A este delicado asunto hay que darle un tratamiento imparcial, teniendo en cuenta todos los aspectos relacionados con este: no solo lo investigado por la SIC, sino las pruebas que presenten los afectados y declaraciones dadas por otros relacionados, como el representante de los exportadores de Costa Rica, quien sostuvo que no existió tal bloqueo.

También se deben tener en cuenta las declaraciones de las empresas que provocaron esta situación y salieron beneficiadas con las medidas, en las cuales aclaran que las bajas en el precio del azúcar no las trasladarían a los consumidores. Es indispensable esclarecer lo que hay detrás, teniendo en cuenta que la libre competencia es necesaria, pero que no puede arruinarse un sector generador de empleo y riqueza con medidas desproporcionadas, en relación con los hechos que se pretenden evitar y con las capacidades reales de una serie de organizaciones y personas.
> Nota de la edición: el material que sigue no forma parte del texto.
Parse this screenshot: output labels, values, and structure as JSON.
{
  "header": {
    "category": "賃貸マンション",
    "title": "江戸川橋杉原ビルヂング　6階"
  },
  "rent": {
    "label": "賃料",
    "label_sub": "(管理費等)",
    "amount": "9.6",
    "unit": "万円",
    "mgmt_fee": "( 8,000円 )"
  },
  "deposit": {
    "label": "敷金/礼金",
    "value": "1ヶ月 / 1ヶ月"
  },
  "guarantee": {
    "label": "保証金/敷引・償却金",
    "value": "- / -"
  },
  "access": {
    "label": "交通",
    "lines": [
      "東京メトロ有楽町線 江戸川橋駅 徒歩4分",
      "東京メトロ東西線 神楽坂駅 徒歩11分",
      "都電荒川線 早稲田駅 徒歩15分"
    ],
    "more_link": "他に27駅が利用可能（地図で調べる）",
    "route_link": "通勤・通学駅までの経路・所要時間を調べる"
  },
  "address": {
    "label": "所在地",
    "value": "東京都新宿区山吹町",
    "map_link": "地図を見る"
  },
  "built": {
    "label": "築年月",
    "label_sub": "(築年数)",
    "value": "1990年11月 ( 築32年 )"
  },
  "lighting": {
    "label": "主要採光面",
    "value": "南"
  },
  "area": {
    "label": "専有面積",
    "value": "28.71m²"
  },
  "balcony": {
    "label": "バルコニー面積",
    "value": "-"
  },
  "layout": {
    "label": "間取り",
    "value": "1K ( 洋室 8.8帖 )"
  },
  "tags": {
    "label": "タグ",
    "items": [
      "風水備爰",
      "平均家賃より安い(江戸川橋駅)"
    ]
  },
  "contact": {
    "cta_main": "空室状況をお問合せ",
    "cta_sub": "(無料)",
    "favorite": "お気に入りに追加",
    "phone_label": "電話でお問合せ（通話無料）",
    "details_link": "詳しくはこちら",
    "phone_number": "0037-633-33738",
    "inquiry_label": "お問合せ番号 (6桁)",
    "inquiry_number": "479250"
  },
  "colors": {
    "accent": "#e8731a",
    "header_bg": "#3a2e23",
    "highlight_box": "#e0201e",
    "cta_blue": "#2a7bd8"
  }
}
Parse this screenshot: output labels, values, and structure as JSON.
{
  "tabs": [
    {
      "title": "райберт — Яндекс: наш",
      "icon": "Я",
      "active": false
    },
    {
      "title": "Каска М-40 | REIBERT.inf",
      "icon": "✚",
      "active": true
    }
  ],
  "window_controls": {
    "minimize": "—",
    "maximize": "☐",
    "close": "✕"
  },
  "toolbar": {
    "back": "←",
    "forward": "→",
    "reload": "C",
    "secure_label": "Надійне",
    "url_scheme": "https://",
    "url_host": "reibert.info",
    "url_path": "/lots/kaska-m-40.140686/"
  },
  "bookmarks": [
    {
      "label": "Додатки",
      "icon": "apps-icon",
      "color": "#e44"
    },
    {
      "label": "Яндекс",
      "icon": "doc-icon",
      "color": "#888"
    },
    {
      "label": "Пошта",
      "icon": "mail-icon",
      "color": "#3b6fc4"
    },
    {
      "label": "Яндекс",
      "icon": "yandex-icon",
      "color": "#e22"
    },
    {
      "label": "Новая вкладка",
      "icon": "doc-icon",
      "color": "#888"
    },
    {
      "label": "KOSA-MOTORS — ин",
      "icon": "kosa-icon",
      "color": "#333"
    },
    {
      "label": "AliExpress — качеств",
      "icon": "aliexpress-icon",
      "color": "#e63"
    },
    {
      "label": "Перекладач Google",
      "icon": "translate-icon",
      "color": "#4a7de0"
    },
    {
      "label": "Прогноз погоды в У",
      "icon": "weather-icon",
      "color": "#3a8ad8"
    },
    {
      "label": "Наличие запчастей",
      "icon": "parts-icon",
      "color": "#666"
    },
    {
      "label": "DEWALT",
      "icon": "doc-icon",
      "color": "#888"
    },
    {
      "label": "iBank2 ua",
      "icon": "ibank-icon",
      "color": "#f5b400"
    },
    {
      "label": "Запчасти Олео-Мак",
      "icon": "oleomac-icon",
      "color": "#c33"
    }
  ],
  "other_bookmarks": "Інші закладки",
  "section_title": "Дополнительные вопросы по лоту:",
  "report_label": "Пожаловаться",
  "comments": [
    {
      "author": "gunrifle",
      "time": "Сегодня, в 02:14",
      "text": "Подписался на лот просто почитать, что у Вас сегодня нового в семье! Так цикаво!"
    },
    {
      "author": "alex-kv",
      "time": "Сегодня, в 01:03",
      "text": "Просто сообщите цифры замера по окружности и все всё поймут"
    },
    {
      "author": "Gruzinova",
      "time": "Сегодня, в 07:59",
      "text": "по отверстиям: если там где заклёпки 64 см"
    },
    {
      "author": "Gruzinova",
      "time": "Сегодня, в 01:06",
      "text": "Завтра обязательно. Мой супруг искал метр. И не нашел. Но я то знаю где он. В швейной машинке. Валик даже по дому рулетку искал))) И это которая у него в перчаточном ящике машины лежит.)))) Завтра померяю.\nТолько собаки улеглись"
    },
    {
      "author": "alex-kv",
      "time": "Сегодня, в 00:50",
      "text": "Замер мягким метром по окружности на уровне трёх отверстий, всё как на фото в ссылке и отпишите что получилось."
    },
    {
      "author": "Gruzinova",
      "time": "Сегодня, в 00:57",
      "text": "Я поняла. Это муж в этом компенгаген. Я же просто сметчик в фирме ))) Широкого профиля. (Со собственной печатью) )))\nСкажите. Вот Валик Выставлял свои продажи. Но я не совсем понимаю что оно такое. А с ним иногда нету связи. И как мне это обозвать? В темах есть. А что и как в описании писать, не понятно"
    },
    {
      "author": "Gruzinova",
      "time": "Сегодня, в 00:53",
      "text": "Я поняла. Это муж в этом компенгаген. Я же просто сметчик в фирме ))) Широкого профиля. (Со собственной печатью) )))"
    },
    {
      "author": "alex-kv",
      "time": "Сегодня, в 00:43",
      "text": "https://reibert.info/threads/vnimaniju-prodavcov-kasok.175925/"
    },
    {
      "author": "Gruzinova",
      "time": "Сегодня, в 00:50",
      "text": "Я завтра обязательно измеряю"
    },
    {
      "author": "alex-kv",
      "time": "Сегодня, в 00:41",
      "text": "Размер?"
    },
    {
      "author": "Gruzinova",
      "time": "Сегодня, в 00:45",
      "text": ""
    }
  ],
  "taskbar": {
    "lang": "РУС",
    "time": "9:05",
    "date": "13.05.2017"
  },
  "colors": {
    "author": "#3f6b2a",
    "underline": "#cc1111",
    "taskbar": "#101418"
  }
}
Las normas permiten aplicar criterios por parte de las autoridades administrativas y judiciales para la tasación de multas y sanciones, y estas deben considerar aspectos de equidad en las condiciones de quienes sean los sujetos pasivos de las mismas, así como los efectos que de estos actos administrativos se deriven, que, en el caso que nos ocupa, están llevando a toda una industria y una región a una gravísima afectación económica y social.

Es tan delicada la situación, que un sector que, supuestamente, representa a los consumidores ha presentado una demanda por 11 billones de pesos, apoyada en los argumentos de las SIC, y que terminaría por crear un verdadero caos en el Valle del Cauca, así como en Cauca y Risaralda.

Todo ello llega en momentos en que el Valle del Cauca ha presentado unos indicadores económicos superiores al promedio del país, y esto traería un retroceso a condiciones peores a las superadas.